Focusing on one lone buck can lead to undue disappointment if he's never seen and can lead to resentment if a neighbor kills him, when congratulations is the proper reaction.
I am a member or QDMA and try to employ much of methods into my hunts. Saying that, one shouldn't always confuse antler score with "maturity". Also consider body size and antler mass vs score. One could easily argue that a 250lb, 5.5 year old buck with a "small", 14" wide, stout, heavy beamed rack scoring 120 is a much more unique trophy than a 3.5 year old scoring 135.
More importantly, you need to think about your whole herd situation. How many doe's should you kill?
Every area is different in deer population, hunting pressure and available mature bucks. Some have few deer, some have just the right amount and some are polluted with deer. Some area's have ample 4.5 year old bucks and some have very few that make it past 2.5 years old.
My area still has too many deer per mile, roughly 40-45 per mile and the DNR goal is mid 30's per mile. My area also gets very heavy hunting pressure on bucks and tradtionally a 100 class 2.5 year old buck was "the buck of a lifetime".
Luckily that is changing since the mindset of never passing bucks is changing and we're seeing more 3.5 year old bucks. Plus we now have more food per deer since we've knocked down our local herd from roughly 60 deer per mile in the 1980's and 1990's to the low 40's per mile now.

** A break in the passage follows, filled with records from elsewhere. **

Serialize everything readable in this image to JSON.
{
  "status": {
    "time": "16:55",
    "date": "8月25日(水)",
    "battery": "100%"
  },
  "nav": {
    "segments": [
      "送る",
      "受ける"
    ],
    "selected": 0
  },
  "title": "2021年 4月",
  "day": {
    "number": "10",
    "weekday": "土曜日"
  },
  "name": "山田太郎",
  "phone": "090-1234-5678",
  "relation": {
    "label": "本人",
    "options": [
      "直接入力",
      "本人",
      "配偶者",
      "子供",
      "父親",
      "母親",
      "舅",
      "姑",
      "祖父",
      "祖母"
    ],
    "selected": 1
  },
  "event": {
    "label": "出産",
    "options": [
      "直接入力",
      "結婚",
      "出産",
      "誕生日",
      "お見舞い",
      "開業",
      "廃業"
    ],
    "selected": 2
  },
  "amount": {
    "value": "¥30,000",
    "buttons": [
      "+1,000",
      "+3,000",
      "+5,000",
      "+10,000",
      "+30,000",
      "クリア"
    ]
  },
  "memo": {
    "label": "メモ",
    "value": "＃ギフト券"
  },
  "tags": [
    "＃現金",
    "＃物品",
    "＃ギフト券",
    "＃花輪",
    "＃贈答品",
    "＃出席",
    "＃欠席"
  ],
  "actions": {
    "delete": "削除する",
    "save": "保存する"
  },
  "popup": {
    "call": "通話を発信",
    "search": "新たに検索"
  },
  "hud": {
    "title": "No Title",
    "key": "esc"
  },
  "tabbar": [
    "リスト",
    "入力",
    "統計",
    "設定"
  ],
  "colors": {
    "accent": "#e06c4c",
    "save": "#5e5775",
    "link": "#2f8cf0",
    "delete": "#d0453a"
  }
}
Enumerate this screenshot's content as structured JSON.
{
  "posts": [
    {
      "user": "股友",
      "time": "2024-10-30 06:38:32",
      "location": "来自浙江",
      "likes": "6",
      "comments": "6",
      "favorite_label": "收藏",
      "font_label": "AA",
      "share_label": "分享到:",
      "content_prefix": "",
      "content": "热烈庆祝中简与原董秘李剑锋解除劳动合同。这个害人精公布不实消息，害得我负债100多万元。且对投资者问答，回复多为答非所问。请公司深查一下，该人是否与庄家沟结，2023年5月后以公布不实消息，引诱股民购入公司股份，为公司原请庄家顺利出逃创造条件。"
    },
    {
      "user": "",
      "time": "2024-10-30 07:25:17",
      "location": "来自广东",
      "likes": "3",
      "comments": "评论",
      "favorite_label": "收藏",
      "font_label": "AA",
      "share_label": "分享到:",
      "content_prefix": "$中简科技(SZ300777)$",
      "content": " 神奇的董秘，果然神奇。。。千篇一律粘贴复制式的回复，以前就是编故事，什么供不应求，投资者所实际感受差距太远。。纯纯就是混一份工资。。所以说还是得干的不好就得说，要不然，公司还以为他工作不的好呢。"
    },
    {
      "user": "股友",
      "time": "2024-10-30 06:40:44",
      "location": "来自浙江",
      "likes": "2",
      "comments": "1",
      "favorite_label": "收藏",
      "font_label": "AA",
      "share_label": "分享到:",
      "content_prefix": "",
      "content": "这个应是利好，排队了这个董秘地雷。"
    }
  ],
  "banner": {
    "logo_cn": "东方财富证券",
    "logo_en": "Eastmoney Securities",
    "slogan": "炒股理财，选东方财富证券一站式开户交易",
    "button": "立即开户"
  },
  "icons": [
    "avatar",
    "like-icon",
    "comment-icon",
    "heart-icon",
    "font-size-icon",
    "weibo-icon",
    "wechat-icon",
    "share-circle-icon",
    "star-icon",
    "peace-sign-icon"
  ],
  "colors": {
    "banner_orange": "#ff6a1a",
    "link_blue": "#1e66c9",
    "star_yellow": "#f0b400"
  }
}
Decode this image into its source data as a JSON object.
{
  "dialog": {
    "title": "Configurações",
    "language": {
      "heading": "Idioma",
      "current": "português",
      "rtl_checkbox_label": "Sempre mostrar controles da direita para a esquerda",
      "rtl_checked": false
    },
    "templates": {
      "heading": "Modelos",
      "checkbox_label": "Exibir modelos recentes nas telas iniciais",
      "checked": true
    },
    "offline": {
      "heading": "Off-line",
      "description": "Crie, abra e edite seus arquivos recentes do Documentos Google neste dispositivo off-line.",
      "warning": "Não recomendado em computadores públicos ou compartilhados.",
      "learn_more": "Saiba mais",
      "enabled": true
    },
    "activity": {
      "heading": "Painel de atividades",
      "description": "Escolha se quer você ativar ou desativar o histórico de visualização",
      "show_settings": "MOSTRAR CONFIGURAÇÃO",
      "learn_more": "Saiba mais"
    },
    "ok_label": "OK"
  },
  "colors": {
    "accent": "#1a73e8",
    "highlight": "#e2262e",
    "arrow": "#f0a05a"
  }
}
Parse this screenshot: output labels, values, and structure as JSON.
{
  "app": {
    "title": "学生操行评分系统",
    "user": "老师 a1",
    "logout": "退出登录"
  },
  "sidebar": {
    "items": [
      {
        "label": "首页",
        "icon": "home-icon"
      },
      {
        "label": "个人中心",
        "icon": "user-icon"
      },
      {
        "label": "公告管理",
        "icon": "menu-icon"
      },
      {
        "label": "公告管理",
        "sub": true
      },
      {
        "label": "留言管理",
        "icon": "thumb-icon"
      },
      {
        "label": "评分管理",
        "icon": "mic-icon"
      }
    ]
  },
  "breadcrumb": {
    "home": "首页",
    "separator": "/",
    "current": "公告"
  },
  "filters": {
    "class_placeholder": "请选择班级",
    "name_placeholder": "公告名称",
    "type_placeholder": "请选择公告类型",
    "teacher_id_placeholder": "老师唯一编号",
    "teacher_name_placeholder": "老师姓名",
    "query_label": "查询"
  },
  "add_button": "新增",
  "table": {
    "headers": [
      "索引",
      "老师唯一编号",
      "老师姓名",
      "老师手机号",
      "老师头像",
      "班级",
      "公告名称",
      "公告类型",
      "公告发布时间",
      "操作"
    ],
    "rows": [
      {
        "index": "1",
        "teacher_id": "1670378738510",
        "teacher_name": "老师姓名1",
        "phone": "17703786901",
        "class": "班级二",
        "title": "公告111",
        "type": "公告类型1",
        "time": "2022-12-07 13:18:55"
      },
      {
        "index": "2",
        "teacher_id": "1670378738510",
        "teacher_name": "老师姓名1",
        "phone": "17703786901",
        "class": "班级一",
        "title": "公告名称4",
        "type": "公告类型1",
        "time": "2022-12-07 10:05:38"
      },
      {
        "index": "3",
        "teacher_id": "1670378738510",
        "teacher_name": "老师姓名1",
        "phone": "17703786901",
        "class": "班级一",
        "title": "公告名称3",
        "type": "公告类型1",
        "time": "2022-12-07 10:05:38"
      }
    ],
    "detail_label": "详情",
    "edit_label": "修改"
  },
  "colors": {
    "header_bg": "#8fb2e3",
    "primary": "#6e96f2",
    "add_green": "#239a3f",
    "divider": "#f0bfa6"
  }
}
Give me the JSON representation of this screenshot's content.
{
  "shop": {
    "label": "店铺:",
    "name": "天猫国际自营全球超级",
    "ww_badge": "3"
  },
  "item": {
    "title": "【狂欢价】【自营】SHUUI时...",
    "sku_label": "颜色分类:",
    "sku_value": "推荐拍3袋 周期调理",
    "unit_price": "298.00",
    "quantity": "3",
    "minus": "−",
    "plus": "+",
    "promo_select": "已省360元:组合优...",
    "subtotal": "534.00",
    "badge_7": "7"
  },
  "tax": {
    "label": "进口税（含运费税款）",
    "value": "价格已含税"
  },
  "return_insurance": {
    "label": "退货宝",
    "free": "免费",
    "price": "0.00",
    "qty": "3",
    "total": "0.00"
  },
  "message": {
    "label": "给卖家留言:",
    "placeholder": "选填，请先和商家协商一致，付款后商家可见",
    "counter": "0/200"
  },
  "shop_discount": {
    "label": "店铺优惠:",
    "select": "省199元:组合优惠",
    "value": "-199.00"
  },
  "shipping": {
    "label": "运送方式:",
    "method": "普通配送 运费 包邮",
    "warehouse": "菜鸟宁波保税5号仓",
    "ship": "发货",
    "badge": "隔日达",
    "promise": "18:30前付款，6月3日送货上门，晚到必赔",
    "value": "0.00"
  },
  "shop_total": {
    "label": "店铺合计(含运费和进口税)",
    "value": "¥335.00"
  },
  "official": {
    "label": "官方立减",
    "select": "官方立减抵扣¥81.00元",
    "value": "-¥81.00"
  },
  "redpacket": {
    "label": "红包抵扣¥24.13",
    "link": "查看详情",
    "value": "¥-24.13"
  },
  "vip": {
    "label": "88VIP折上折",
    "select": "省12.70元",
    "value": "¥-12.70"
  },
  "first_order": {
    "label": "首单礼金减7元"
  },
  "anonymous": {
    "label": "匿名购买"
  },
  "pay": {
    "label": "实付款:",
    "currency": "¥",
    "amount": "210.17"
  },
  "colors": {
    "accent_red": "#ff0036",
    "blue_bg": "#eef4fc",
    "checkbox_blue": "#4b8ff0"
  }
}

Our camp policy is, fill every antlerless tag you have available on any doe or doe fawn that presents a good shot and then hunt the top 10% of bucks in that area.
For some area's with low hunting pressure, that may mean focusing on 4.5 year old bucks and older. In another area, that may mean looking for 2.5 year old bucks with a rack out to it's ears.
For my area, that means kill any female deer that presents a shot and look for good looking 2.5 year old bucks and up. If a fluke 4.5 year old buck shows up, by all means take a good shot. But I'd suggest you do that on any of the top 10% of bucks in your area.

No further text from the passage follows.